O resultado ficou abaixo da estimativa média de analistas compilada pela LSEG, que projetava lucro de R$ 19,2 bilhões.
A companhia registrou lucro líquido de R$ 110 bi em 2025, alta de 200% sobre o ano anterior, impulsionada pelo crescimento de 11% na produção.
O Ebitda ajustado alcançou R$ 59,9 bilhões no trimestre, acima da projeção de analistas de R$ 59,3 bilhões, com alta anual de 46,3%. Excluindo eventos exclusivos, o Ebitda ajustado ficou em R$ 59 bilhões, recuo de 9,4% na comparação anual. 
Segundo a administração da companhia, o resultado reflete a queda no preço do petróleo Brent, menores vendas de derivados no mercado interno e sazonalidade no mercado de diesel.
Já a receita líquida superou as projeções e somou R$ 127,4 bilhões, ante estimativa de R$ 118,1 bilhões e alta de 5% sobre o mesmo período do ano anterior.
O fluxo de caixa operacional do trimestre ficou em R$ 54,9 bilhões, crescimento de 15,2% na comparação anual.
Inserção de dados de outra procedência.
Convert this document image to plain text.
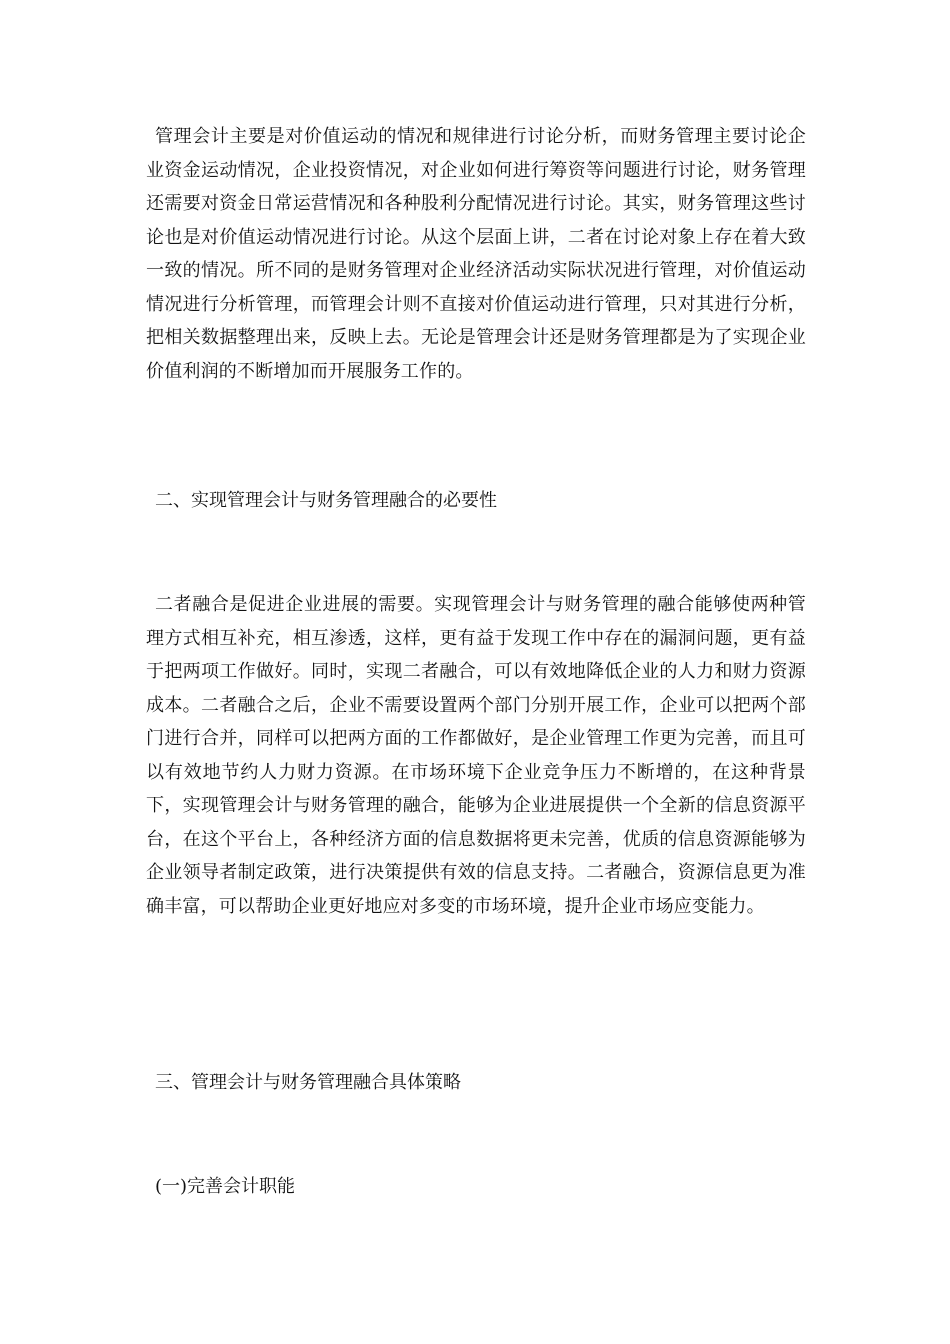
管理会计主要是对价值运动的情况和规律进行讨论分析，而财务管理主要讨论企业资金运动情况，企业投资情况，对企业如何进行筹资等问题进行讨论，财务管理还需要对资金日常运营情况和各种股利分配情况进行讨论。其实，财务管理这些讨论也是对价值运动情况进行讨论。从这个层面上讲，二者在讨论对象上存在着大致一致的情况。所不同的是财务管理对企业经济活动实际状况进行管理，对价值运动情况进行分析管理，而管理会计则不直接对价值运动进行管理，只对其进行分析，把相关数据整理出来，反映上去。无论是管理会计还是财务管理都是为了实现企业价值利润的不断增加而开展服务工作的。

二、实现管理会计与财务管理融合的必要性

二者融合是促进企业进展的需要。实现管理会计与财务管理的融合能够使两种管理方式相互补充，相互渗透，这样，更有益于发现工作中存在的漏洞问题，更有益于把两项工作做好。同时，实现二者融合，可以有效地降低企业的人力和财力资源成本。二者融合之后，企业不需要设置两个部门分别开展工作，企业可以把两个部门进行合并，同样可以把两方面的工作都做好，是企业管理工作更为完善，而且可以有效地节约人力财力资源。在市场环境下企业竞争压力不断增的，在这种背景下，实现管理会计与财务管理的融合，能够为企业进展提供一个全新的信息资源平台，在这个平台上，各种经济方面的信息数据将更未完善，优质的信息资源能够为企业领导者制定政策，进行决策提供有效的信息支持。二者融合，资源信息更为准确丰富，可以帮助企业更好地应对多变的市场环境，提升企业市场应变能力。

三、管理会计与财务管理融合具体策略

(一)完善会计职能
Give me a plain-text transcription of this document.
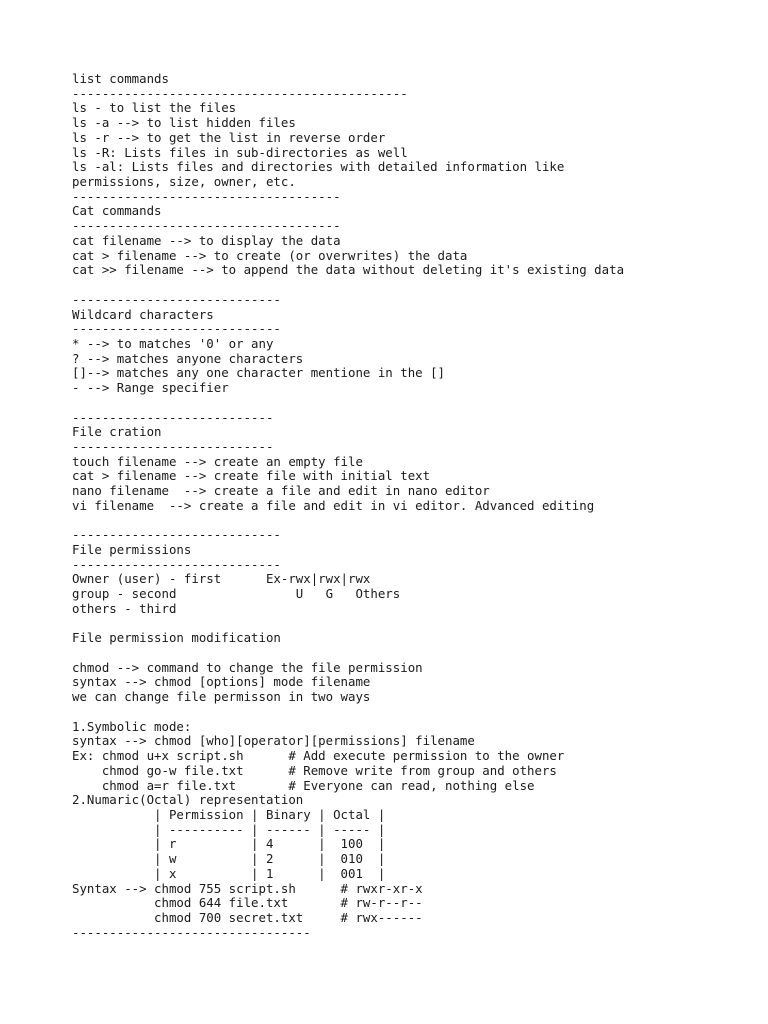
list commands
---------------------------------------------
ls - to list the files
ls -a --> to list hidden files
ls -r --> to get the list in reverse order
ls -R: Lists files in sub-directories as well
ls -al: Lists files and directories with detailed information like
permissions, size, owner, etc.
------------------------------------
Cat commands
------------------------------------
cat filename --> to display the data
cat > filename --> to create (or overwrites) the data
cat >> filename --> to append the data without deleting it's existing data
----------------------------
Wildcard characters
----------------------------
* --> to matches '0' or any
? --> matches anyone characters
[]--> matches any one character mentione in the []
- --> Range specifier
---------------------------
File cration
---------------------------
touch filename --> create an empty file
cat > filename --> create file with initial text
nano filename  --> create a file and edit in nano editor
vi filename  --> create a file and edit in vi editor. Advanced editing
----------------------------
File permissions
----------------------------
Owner (user) - first      Ex-rwx|rwx|rwx
group - second                U   G   Others
others - third
File permission modification
chmod --> command to change the file permission
syntax --> chmod [options] mode filename
we can change file permisson in two ways
1.Symbolic mode:
syntax --> chmod [who][operator][permissions] filename
Ex: chmod u+x script.sh      # Add execute permission to the owner
chmod go-w file.txt      # Remove write from group and others
chmod a=r file.txt       # Everyone can read, nothing else
2.Numaric(Octal) representation
| Permission | Binary | Octal |
| ---------- | ------ | ----- |
| r          | 4      |  100  |
| w          | 2      |  010  |
| x          | 1      |  001  |
Syntax --> chmod 755 script.sh      # rwxr-xr-x
chmod 644 file.txt       # rw-r--r--
chmod 700 secret.txt     # rwx------
--------------------------------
No acumulado de 2025, a linha encerrou em R$ 200 bilhões, queda frente a 2024. O fluxo de caixa livre recuou 10,9% na comparação trimestral, para R$ 19,3 bilhões.

Produção cresce 11% e administração celebra desempenho

A Petrobras classificou 2025 como um "cenário desafiador", pressionado pela queda de 14% no preço do Brent em relação ao ano anterior. Ainda assim, a administração destacou o aumento de 11% na produção total de óleo e gás no período.
Em comunicado, a companhia elencou os principais fatores operacionais do resultado: "Destacam-se o início da operação e o aumento da capacidade dos FPSOs Almirante Tamandaré e Marechal Duque de Caxias, a manutenção do topo de produção do FPSO Sepetiba, o ramp-up dos FPSOs Maria Quitéria, Anita Garibaldi, Anna Nery e Alexandre de Gusmão, além da maior eficiência operacional em Búzios e nos demais ativos de Águas Ultra Profundas."
📈 No acumulado anual, excluindo eventos exclusivos, o lucro líquido ficou em R$ 100,9 bilhões e o Ebitda ajustado em R$ 244,3 bilhões, com recuos de 2% e 0,6%, respectivamente, frente a 2024.